The thought is rather incredible to me that I've not only seen the entire storied career of this great shortstop and athlete, but now will watch him go into the Hall of Fame.
I can remember ALL of his highlights. All of the replays and images that are now replaying before my eyes, ripping open thoughts and memories of places, times, and feelings which ran parallel alongside my own life's developments.
All of them, along with the soundtracks of play calls and my own reactions in the moment, then, can easily be recited word for word and reenacted move for move, raising goosebumps on my arms, and cracking a smirk on my face.
What's even crazier?
Is that I sit here typing this post wondering how I will describe Derek Jeter to my son one day. And of course, pondering about the future Yankee who will come along in his lifetime that he'll be able to grow alongside with.
That's what Jeter means to me - consistency and greatness. And even after 20 +years, it's still hard to believe that it's been this long. That his career has been there this whole entire time - year in, and year out.
And while I romanticize about Jeter, there is also Larry Walker.
As Walker jokingly (and accurately) put it on his MLB Network interview, he's the B-Side on a record, in which the hit single is featured on the A-Side.

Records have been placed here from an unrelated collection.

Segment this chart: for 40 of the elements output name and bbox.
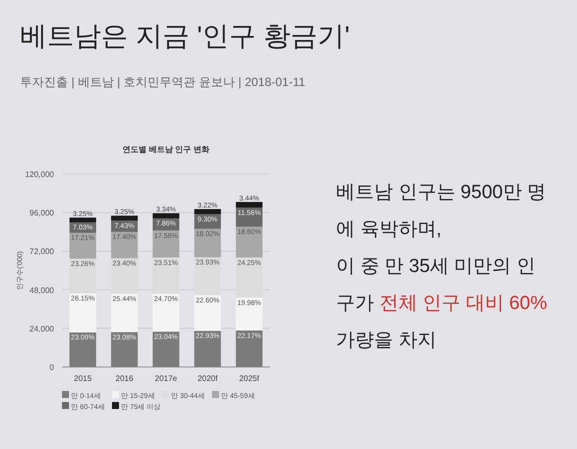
bar <box>194 295 221 331</box>
y-tick-label: 48,000 <box>30 286 55 295</box>
y-tick-label: 0 <box>50 363 55 372</box>
bar <box>236 202 263 208</box>
bar <box>69 232 96 259</box>
bar <box>69 332 96 367</box>
bar <box>152 332 180 367</box>
bar <box>194 209 221 214</box>
bar <box>194 228 221 258</box>
bar <box>194 330 221 367</box>
bar <box>111 232 138 258</box>
bar <box>111 294 138 332</box>
y-tick-label: 96,000 <box>30 208 55 218</box>
chart-subtitle: 투자진출 | 베트남 | 호치민무역관 윤보나 | 2018-01-11 <box>20 75 306 89</box>
x-tick-label: 2025f <box>239 374 260 383</box>
bar <box>69 293 96 332</box>
chart-title: 연도별 베트남 인구 변화 <box>122 145 210 154</box>
bar <box>236 298 263 330</box>
bar <box>69 218 96 222</box>
bar <box>152 230 180 258</box>
bar <box>111 332 138 367</box>
x-tick-label: 2016 <box>116 374 134 383</box>
text: 베트남은 지금 '인구 황금기' <box>20 21 350 51</box>
x-tick-label: 2020f <box>198 374 218 383</box>
bar <box>111 216 138 221</box>
text: 이 중 만 35세 미만의 인 <box>336 256 536 277</box>
y-tick-label: 24,000 <box>30 324 55 334</box>
bar <box>236 330 263 367</box>
text: 구가 <box>336 293 380 314</box>
text: 에 육박하며, <box>336 219 442 240</box>
bar <box>152 213 180 218</box>
text: 가량을 차지 <box>336 330 436 351</box>
bar <box>152 294 180 332</box>
x-tick-label: 2015 <box>74 374 92 383</box>
text: 전체 인구 대비 60% <box>379 293 548 314</box>
bar <box>236 226 263 258</box>
y-tick-label: 72,000 <box>30 247 55 256</box>
y-tick-label: 120,000 <box>25 170 55 179</box>
text: 베트남 인구는 9500만 명 <box>336 182 546 203</box>
x-tick-label: 2017e <box>154 374 178 383</box>
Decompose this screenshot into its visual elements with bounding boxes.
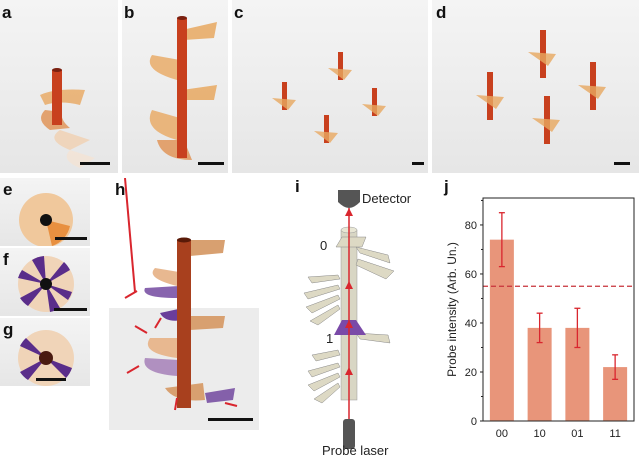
helix-one-level-photo <box>40 68 95 168</box>
photo-panel-a: a <box>0 0 118 173</box>
y-tick-label: 60 <box>465 269 477 281</box>
photo-panel-b: b <box>122 0 228 173</box>
panel-label: e <box>3 180 13 199</box>
bar-10 <box>527 327 552 421</box>
plot-frame <box>482 197 635 422</box>
level-label-0: 0 <box>320 238 327 253</box>
top-view-disc-unswitched <box>19 193 73 246</box>
level-label-1: 1 <box>326 331 333 346</box>
photo-panel-g: g <box>0 318 90 386</box>
panel-label: g <box>3 320 14 339</box>
panel-label: d <box>436 3 447 22</box>
panel-label: j <box>444 177 449 196</box>
panel-label: c <box>234 3 244 22</box>
panel-label: i <box>295 177 300 196</box>
top-view-disc-switched-partial <box>18 330 74 386</box>
scale-bar <box>55 237 87 240</box>
photo-panel-h: h <box>95 178 285 430</box>
y-tick-label: 20 <box>465 367 477 379</box>
scale-bar <box>614 162 630 165</box>
scale-bar <box>412 162 424 165</box>
y-tick-label: 40 <box>465 318 477 330</box>
x-tick-label: 11 <box>609 428 620 440</box>
y-tick-label: 80 <box>465 220 477 232</box>
four-helices-photo <box>272 52 386 143</box>
photo-panel-c: c <box>232 0 428 173</box>
y-tick-label: 0 <box>471 416 477 428</box>
detector-label: Detector <box>362 191 412 206</box>
scale-bar <box>198 162 224 165</box>
detector-icon <box>338 190 360 208</box>
photo-panel-d: d <box>432 0 639 173</box>
photo-panel-f: f <box>0 248 90 316</box>
four-two-level-helices-photo <box>476 30 606 144</box>
scale-bar <box>36 378 66 381</box>
y-axis-label: Probe intensity (Arb. Un.) <box>445 242 459 377</box>
scale-bar <box>54 308 87 311</box>
arrow-markers <box>124 178 238 411</box>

Despite the hilariously humbling joke, Walker represents everything that is the growth of baseball. A Canadian learning the game. A dude that simply mashed every step of the way, and now, can give legitimacy to what was once an industry-wide career handicap in terms of legacy and forever, in that of Coors Field.
Here are some other quick thoughts on this year's Hall of Fame Ballot:
99.7% - NOT UNANIMOUS
For the record, these were my final thoughts from last year's Baseball Hall of Fame Ballot:
With the "unanimous" seal broken, what are the chances Derek Jeter doesn't become the second person in 2020?
Of course, it only takes one guy...only one.
It's unfortunate that this will somehow become attached to Jeter's induction. One person - ONE! PERSON! - decided to not vote for Derek Jeter to become a member of the National Baseball Hall of Fame. ONE! SINGLE! CLOWN OF A PERSON!
But I digress...
After all, the history of these things rendered the likes of so many greats who fell short in attaining 100% approval for the Hall of Fame. Griffey. Ripken. Gwynn. Maddux. Just to name a few in modern times. All who should have been recent no-doubters, in fact had voters who doubted the relevance of their ability.
But then again, Jackie Robinson got into the HOF on 77% of the vote. Think about THAT one.
Regardless, Jeets is going where he deserves to be, and that is all that matters.
By the way, I believe the next player to have a real shot at earning a unanimous vote is that of Ichiro Suzuki. We'll see in about five years.
CURT'S GOT NEXT
Coming in at just over 70% is Curt Schilling on this ballot. And if projections, educated guesses, and recent voting (Mike Mussina?) serve as a foreshadow for 2021, Schilling should be on his way in next year.
While Schilling is well...ummm, a special kind of a human being when it comes to his personality, his politics, and his investments, as a baseball player, I really believe he is a Hall of Famer.
Can't wait to hear about the damn bloody sock lore next year. And yes, that was super sarcasm.
BONDS AND CLEMENS
So, what's the deal here, collectively? Are we making them both sweat it out until the final year? And if that's the case, having them both go in together surely is going to make for an interesting induction ceremony.
Of course, if this is the plan.
And one more thing, as we now enter the age of technology cheating, if we're evaluating the PED era for the HOF, David Ortiz's support should be interesting once he gets on the ballot.
Todd Helton is going to definitely benefit from this new found pivoting away from the
utterly stupid unfortunate stigma that is players who played a large amount of time at Coors Field not being taken seriously.
Larry Walker's induction helps in a great way here.
With each passing year, the more it looks like a path is being cleared for Omar Vizquel and Scott Rolen to make a run at immortality.
However, I'm still torn on them being super great, and whether they surpass that threshold into the really elite.
GARY FREAKIN' SHEFFIELD
Speaking of making decisions on the elite, am I the only one who finds the case for Gary Sheffield not getting enough publicity? I'm not saying he's a definite, but Sheffield, in my opinion (of course), is closer than Vizquel and Rolen, no? Seriously, everyone, dig into Sheff's career. He's very underrated.
Why no love for Jeff Kent? Like, for real?
We have Brad Penny and Raul Ibanez out here receiving Hall of Fame votes, and Jeff Kent is struggling to crack 30%.
J.J. Putz got a vote! J.J. Putz!
We've gotten to a point in sports wherever everyone wants to be the smartest person in the room to go against the grain. Have we lost our ability to simply just watch and appreciate greatness - and call it is as such?